Kenyan youth stake claim to digital jobs, seat at negotiating table

Young people can be catalysts of inclusive development. That’s the mantra of Linda Okero, a communication enthusiast who leads Youth Action Hub Kenya, a group of young trailblazers from Nairobi.

Their mission is to integrate the voices of marginalized youth into the development agenda by providing an educational platform for them to learn about issues that affect them and nurturing their leadership skills through capacity-building programmes.

“We see thousands of young Kenyans actively engaging in discussions on economic opportunities and sharing their pain points when it comes to accessing decent livelihoods,” Ms. Okero says.

Almost 60% of the African population is under the age of 25, according to the Mo Ibrahim 2019 Forum Report. Many of the young people were struggling economically even before the coronavirus crisis, which has deepened their vulnerability.

Youth Action Hub Kenya is helping the youth shape their future by equipping them with the skills to effectively engage in community-building activities and foster an intergenerational dialogue with decision makers. “The goal? To chart a new narrative for Africa’s future,” Ms. Okero says.

Harnessing digital jobs

With the COVID-19 pandemic accelerating digital transformation across sectors – spurring the rise of platform economies and with it the emergence of new employment trends, job roles and opportunities – the youth in Kenya are looking towards the future of work with hope and optimism.

“Economically empowered young people are more likely to step into leadership roles and dare to voice and propose solutions, hopes and visions for a better tomorrow,” Ms. Okero says.

In Kenya, digital access has been instrumental in reshaping the concept of work, with many unemployed youth, students or young professionals leaning towards newly available short-term jobs or “gigs” to earn an additional income.

In the next five years, the gig industry in the country is projected to grow by 33% annually, offering the youth with relevant digital skills a chance to compete for opportunities on a global scale.

Against this backdrop, e-commerce is seeing a lot of growth. In 2020, approximately 15 million Kenyans shopped online and spent $1.1 billion.

To leverage this blooming sector, Youth Action Hub Kenya launched the “Own Your Voice on SDGs” project to educate young people on emerging job opportunities within the digital economy.

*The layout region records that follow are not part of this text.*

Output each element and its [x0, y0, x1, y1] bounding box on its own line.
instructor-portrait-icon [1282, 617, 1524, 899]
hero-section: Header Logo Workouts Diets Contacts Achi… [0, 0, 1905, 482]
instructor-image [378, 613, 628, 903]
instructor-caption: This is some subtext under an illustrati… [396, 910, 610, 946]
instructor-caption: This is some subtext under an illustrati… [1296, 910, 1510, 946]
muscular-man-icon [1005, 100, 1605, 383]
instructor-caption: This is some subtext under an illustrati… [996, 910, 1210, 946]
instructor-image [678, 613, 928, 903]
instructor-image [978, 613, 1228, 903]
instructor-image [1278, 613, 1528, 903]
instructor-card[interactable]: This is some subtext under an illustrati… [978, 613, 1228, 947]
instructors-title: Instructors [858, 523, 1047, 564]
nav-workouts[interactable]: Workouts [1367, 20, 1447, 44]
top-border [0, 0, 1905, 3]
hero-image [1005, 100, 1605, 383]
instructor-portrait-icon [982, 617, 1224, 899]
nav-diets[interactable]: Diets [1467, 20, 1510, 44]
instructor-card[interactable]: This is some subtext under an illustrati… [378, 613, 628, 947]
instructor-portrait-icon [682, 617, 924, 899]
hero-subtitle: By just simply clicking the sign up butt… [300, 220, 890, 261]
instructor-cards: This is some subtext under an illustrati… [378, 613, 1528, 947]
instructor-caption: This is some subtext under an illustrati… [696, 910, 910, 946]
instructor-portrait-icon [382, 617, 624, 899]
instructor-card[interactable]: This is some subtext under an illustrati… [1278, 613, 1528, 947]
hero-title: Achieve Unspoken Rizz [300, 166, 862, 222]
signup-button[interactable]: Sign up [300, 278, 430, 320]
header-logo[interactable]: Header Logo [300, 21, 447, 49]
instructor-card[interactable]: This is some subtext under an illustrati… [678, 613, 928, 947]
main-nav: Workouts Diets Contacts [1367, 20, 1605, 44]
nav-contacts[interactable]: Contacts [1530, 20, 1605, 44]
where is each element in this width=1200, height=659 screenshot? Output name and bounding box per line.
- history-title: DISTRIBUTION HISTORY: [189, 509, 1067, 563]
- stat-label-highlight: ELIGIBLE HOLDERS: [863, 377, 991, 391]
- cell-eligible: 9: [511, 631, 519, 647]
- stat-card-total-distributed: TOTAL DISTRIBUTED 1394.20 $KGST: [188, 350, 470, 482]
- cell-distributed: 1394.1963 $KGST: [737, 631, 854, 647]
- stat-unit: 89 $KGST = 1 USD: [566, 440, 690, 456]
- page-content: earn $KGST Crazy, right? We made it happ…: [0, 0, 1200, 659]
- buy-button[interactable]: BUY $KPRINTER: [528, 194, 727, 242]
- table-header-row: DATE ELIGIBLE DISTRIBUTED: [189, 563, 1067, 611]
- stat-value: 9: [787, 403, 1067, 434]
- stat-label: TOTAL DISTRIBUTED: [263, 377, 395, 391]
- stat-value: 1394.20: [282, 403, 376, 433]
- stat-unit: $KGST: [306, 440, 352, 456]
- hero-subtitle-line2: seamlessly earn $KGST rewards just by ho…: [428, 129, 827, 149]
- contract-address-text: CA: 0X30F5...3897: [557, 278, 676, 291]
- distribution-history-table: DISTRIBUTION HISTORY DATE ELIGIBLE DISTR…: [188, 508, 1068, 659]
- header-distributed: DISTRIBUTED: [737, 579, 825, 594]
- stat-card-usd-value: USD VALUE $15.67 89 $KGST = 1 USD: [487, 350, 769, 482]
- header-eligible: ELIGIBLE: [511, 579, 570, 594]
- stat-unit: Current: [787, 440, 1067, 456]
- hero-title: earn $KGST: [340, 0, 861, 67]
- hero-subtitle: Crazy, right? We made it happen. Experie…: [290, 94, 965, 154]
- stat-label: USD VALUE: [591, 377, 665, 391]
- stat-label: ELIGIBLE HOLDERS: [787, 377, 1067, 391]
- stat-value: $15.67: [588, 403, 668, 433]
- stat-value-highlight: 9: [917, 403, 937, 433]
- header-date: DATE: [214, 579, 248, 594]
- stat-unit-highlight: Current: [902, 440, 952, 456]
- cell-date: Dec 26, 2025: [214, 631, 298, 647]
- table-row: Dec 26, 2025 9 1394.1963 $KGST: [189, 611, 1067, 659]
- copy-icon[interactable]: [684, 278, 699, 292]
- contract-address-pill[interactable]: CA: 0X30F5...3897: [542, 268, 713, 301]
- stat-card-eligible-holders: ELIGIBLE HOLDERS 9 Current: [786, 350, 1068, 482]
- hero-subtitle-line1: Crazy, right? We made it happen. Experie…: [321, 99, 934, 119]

More than 15,000 people participated in the group’s webinars on the future of work organized in collaboration with other organizations.

“We wanted to demystify the concept of the gig economy and create a new economic narrative for Africa to show the world the potential of our youth,” Ms. Okero says.

To support disadvantaged and vulnerable groups, the project included seminars for the youth from the Kakuma refugee camp located in northwestern Kenya.

“People who are just trying to survive, they don’t hope anymore,” Ms. Okero says. “Giving them the opportunity to learn a skill or two is helping them reclaim their voice, hopes and dreams.”

Tackling barriers, building bridges

Promoting youth participation in formal decision-making and community-building processes requires the removal of structural barriers, values and beliefs, according to the UN World Youth Report 2020.

Ms. Okero and her team are tackling these barriers and building a bridge between African youth and the stakeholders involved in the continent’s development.

Their project was part of a trilogy of socioeconomic transformative initiatives supporting the UNCTAD Youth Forum slated for 16 to 18 September as part of UNCTAD’s 15th quadrennial conference events. Ms. Okero will be one of the speakers at the forum.

Her group is also involved in a 10-year sustainable development challenge called “My2030Vow”, a storytelling campaign that encouraged people across the world to commit to the UN Sustainable Development Goals for individual and collective accountability.

Making trade part of the solution

Youth Action Hub Kenya also focuses on making trade part of the solution to the challenges facing young people.

It partnered with the Kenya Trade Network Agency on workshops to explore how the youth can benefit from the new single market created by the African Continental Free Trade Area agreement.

“The youth have not been empowered enough to realize they can be the ones to instigate the change they wish to see,” Ms. Okero says.

To change that, her group has engaged Kenya’s ministry of trade and council of governors to add its voice to forums on topics that impact the youth.

Created at UNCTAD’s Youth Forum 2018, the Youth Action Hubs initiative empowers young people to think globally and express their views on matters within UNCTAD’s mandate.